Termin: ab Juni 2010


Die Juroren haben entschieden. Künstlerinnen und Künstler aus ganz Deutschland, aus den Niederlanden und Belgien, aus Österreich und der Schweiz waren in den vergangenen Wochen dem Aufruf des Kulturbüros der Stadt Kevelaer gefolgt und hatten sich mit insgesamt 174 Kunstwerken um eine Teilnahme an der „Sculptura VI" in Kevelaer beworben. 20 von ihnen wurden nun im Konzert- und Bühnenhaus von der
14-köpfigen Jury für eine Teilnahme an der Ausstellung zeitgenössischer Kunst im öffentlichen Raum der Marienstadt ausgewählt.

Die Mitglieder der Jury wählten im Konzert- und Bühnenhaus 20 Exponate für die „Sculptura VI“ aus, die ab Juni 2010 in der Kevelaerer Innenstadt zu sehen sein wird.
Die Mitglieder der Jury wählten im Konzert- und Bühnenhaus 20 Exponate für die „Sculptura VI" aus, die ab Juni 2010 in der Kevelaerer Innenstadt zu sehen sein wird.


Prägt das Bild unserer Stadt
„Die ‚Sculptura' prägt seit vielen Jahren das Bild unserer Stadt und ist aus dem Kevelaerer Veranstaltungskalender nicht mehr wegzudenken. Es freut mich sehr, dass der Rat der Stadt Kevelaer auch in diesen wirtschaftlich schwierigen Zeiten die Mittel für die nunmehr sechste ‚Sculptura' bereitgestellt hat", begrüßte Kevelaers Bürgermeister Dr. Axel Stibi die Mitglieder der Jury im Konzert- und Bühnenhaus der Stadt Kevelaer, der auch Peter Maschke und Manfred Mangold vom Bundesverband Bildender Künstler Niederrhein - BBK - angehörten. „Einige Arbeiten passen besonders gut zum Niederrhein und zum Ausstellungsort Kevelaer", betonte BBK-Vorstandsmitglied Maschke beim gemeinsamen Rundgang durch die Fotoausstellung der eingereichten Exponate.

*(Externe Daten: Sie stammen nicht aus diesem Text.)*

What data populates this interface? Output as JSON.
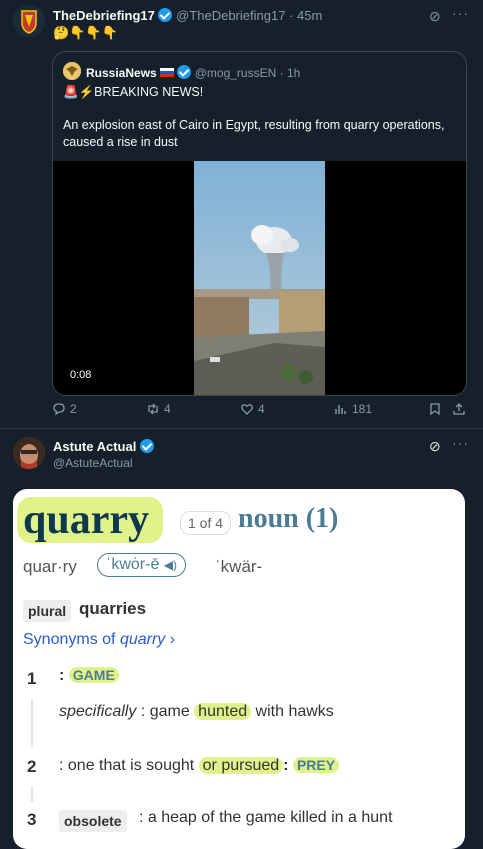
{
  "tweet1": {
    "author_name": "TheDebriefing17",
    "handle": "@TheDebriefing17",
    "time": "45m",
    "emojis": "🤔👇👇👇",
    "quote": {
      "author_name": "RussiaNews",
      "flag": "🇷🇺",
      "handle": "@mog_russEN",
      "time": "1h",
      "headline": "🚨⚡BREAKING NEWS!",
      "body": "An explosion east of Cairo in Egypt, resulting from quarry operations, caused a rise in dust",
      "video_duration": "0:08"
    },
    "actions": {
      "replies": "2",
      "reposts": "4",
      "likes": "4",
      "views": "181"
    }
  },
  "tweet2": {
    "author_name": "Astute Actual",
    "handle": "@AstuteActual"
  },
  "dictionary": {
    "word": "quarry",
    "entry_index": "1 of 4",
    "pos": "noun (1)",
    "syllables": "quar·ry",
    "pron1": "ˈkwȯr-ē",
    "pron2": "ˈkwär-",
    "plural_label": "plural",
    "plural": "quarries",
    "synonyms_prefix": "Synonyms of ",
    "synonyms_word": "quarry",
    "defs": {
      "d1_num": "1",
      "d1_colon": ":",
      "d1_word": "GAME",
      "d1_spec_label": "specifically",
      "d1_spec_colon": " : game ",
      "d1_spec_hl": "hunted",
      "d1_spec_tail": " with hawks",
      "d2_num": "2",
      "d2_text": ": one that is sought ",
      "d2_hl": "or pursued",
      "d2_colon": ":",
      "d2_word": "PREY",
      "d3_num": "3",
      "d3_label": "obsolete",
      "d3_text": ": a heap of the game killed in a hunt"
    }
  },
  "colors": {
    "background": "#15202b",
    "accent": "#1d9bf0",
    "highlight": "#dff38a",
    "mw_blue": "#4a7d95"
  }
}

Ab Juni 2010 werden die ausgewählten Objekte für insgesamt 18 Monate im Herzen der Wallfahrtsstadt Akzente setzen und Einwohnern wie Gästen einen Rundgang zu zeitgenössischer Kunst ermöglichen. Drei Kunstwerke werden in „14 Tagen vor Ort" unweit des Rathauses entstehen. Mit dabei sind hier Wolf Bröll aus Northeim, Christoph Roßner aus Schlema und Moniek Nooren aus dem niederländischen Doorwerth, die vom 25. Mai bis zum 07. Juni in Kevelaer leben und arbeiten werden. Zum Zuschauen für jedermann.


Materialien liefern überzeugendes Spannungsfeld
„Die Standorte der 20 Exponate werden wir in den kommenden Wochen mit den Künstlern abstimmen", signalisierte Wirtschaftsförderin Ruth Keuken den Juroren zum Auftakt der Jurysitzung. Besondere Freude herrschte bei den Juroren darüber, dass neben den vielen auch über die Landesgrenzen hinweg interessierten Bewerbern auch solche dabei waren, die aus der Niederrhein-Region stammen oder der „Stadt der Kunst und des Kunsthandwerks" schon seit Jahren verbunden sind. Sozusagen „aus der Nachbarschaft" sind die aus Goch stammenden Künstler Günther Hülswitt und Heinz Daniels. Sie wurden ebenso für eine Teilnahme ausgewählt wie die Kevelaer-Freunde Peter Nettesheim aus Köln, Walter Peter aus Ottersberg, Heinz Schäpers aus Gelsenkirchen, Klaus Großkopf aus Strachau/Elbe und Christoph Roßner aus Schlema. Ebenso facettenreich wie die Heimatorte der teilnehmenden Künstler sind die Materialien der 20 Objekte der „Sculptura VI". Neben Eiche, Robinienholz, Pappel und Kiefer liefern Marmor, Granit, Blei, Stahl, Bronze, Polyester und Glas ein überzeugendes Spannungsfeld für die Betrachter, die sich auf die sommerliche Open-Air-Galerie in Kevelaer freuen dürfen.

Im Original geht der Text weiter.